10. The method according to any one of 9 to 9. 11. A shape-selective zeolitic material, the molecular sieve of which has a pore size in the range of 0.3 to 0.9 nm, eg a faujasite type zeolite such as zeolites Y and X, eg in stabilized form, Including zeolite beta and zeolite omega, those having a pore size in the range of 0.7 to 0.9 nm or crystalline silica (silicalite), silicoaluminophosphates such as SAPO-4 and SAPO-11, ALPO-11 Aluminum phosphates such as TAPO-11 and TASO-45
Titanium aluminophosphates and titanium aluminosilicates, boron silicates and ferrierite, erionite, theta and ZSM-5, ZSM-11, Z
SM-12, ZSM-35, ZSM-23 and ZSM-
0, including crystalline (metal) silicates, such as ZSM type zeolites such as 38, where the metal may consist of aluminum, gallium, iron, scandium, rhodium and / or chromium and mixtures thereof. .3 ~
11. The method of any one of claims 1-10, which comprises having a pore size in the range of 0.7 nm. 12. The method of claim 11, wherein the zeolite is substantially in its acidic hydrogen form. 13. The method according to claim 1, wherein the catalyst is used as a main catalyst component and / or as an additive catalyst component intended for the selective conversion of hydrocarbon components produced in situ by the main catalyst component. The method according to any one of the items. 14. The method according to claim 1, which is a fluid catalytic cracking method.
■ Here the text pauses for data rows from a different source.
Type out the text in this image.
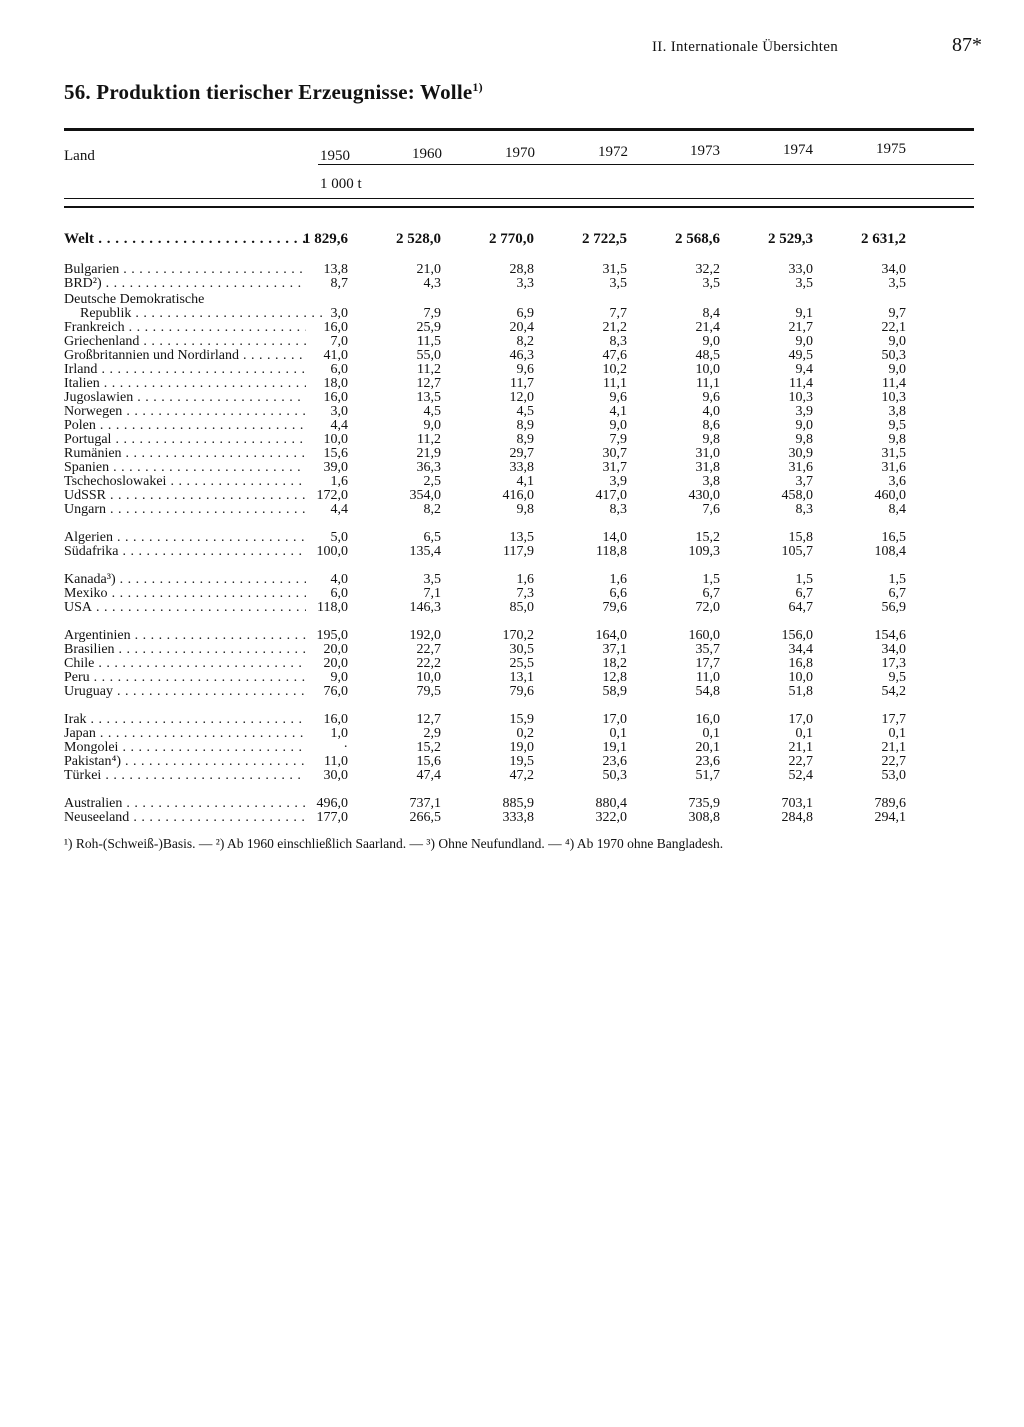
II. Internationale Übersichten	87*
56. Produktion tierischer Erzeugnisse: Wolle$^{1)}$
Land	1950	1960	1970	1972	1973	1974	1975
1 000 t
Welt . . .	1 829,6	2 528,0	2 770,0	2 722,5	2 568,6	2 529,3	2 631,2
Bulgarien . . .	13,8	21,0	28,8	31,5	32,2	33,0	34,0
BRD²) . . .	8,7	4,3	3,3	3,5	3,5	3,5	3,5
Deutsche Demokratische
Republik . . .	3,0	7,9	6,9	7,7	8,4	9,1	9,7
Frankreich . . .	16,0	25,9	20,4	21,2	21,4	21,7	22,1
Griechenland . . .	7,0	11,5	8,2	8,3	9,0	9,0	9,0
Großbritannien und Nordirland . . .	41,0	55,0	46,3	47,6	48,5	49,5	50,3
Irland . . .	6,0	11,2	9,6	10,2	10,0	9,4	9,0
Italien . . .	18,0	12,7	11,7	11,1	11,1	11,4	11,4
Jugoslawien . . .	16,0	13,5	12,0	9,6	9,6	10,3	10,3
Norwegen . . .	3,0	4,5	4,5	4,1	4,0	3,9	3,8
Polen . . .	4,4	9,0	8,9	9,0	8,6	9,0	9,5
Portugal . . .	10,0	11,2	8,9	7,9	9,8	9,8	9,8
Rumänien . . .	15,6	21,9	29,7	30,7	31,0	30,9	31,5
Spanien . . .	39,0	36,3	33,8	31,7	31,8	31,6	31,6
Tschechoslowakei . . .	1,6	2,5	4,1	3,9	3,8	3,7	3,6
UdSSR . . .	172,0	354,0	416,0	417,0	430,0	458,0	460,0
Ungarn . . .	4,4	8,2	9,8	8,3	7,6	8,3	8,4
Algerien . . .	5,0	6,5	13,5	14,0	15,2	15,8	16,5
Südafrika . . .	100,0	135,4	117,9	118,8	109,3	105,7	108,4
Kanada³) . . .	4,0	3,5	1,6	1,6	1,5	1,5	1,5
Mexiko . . .	6,0	7,1	7,3	6,6	6,7	6,7	6,7
USA . . .	118,0	146,3	85,0	79,6	72,0	64,7	56,9
Argentinien . . .	195,0	192,0	170,2	164,0	160,0	156,0	154,6
Brasilien . . .	20,0	22,7	30,5	37,1	35,7	34,4	34,0
Chile . . .	20,0	22,2	25,5	18,2	17,7	16,8	17,3
Peru . . .	9,0	10,0	13,1	12,8	11,0	10,0	9,5
Uruguay . . .	76,0	79,5	79,6	58,9	54,8	51,8	54,2
Irak . . .	16,0	12,7	15,9	17,0	16,0	17,0	17,7
Japan . . .	1,0	2,9	0,2	0,1	0,1	0,1	0,1
Mongolei . . .	·	15,2	19,0	19,1	20,1	21,1	21,1
Pakistan⁴) . . .	11,0	15,6	19,5	23,6	23,6	22,7	22,7
Türkei . . .	30,0	47,4	47,2	50,3	51,7	52,4	53,0
Australien . . .	496,0	737,1	885,9	880,4	735,9	703,1	789,6
Neuseeland . . .	177,0	266,5	333,8	322,0	308,8	284,8	294,1
¹) Roh-(Schweiß-)Basis. — ²) Ab 1960 einschließlich Saarland. — ³) Ohne Neufundland. — ⁴) Ab 1970 ohne Bangladesh.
13. The method according to any one of 13. 15. A catalyst composition comprising a core of acidic microporous molecular sieve crystals having a shell of a substantially non-acidic mesoporous or macroporous oxide material or oxyanion material around. 16. A hydrocarbonaceous product or fractions thereof when obtained by the process of the invention.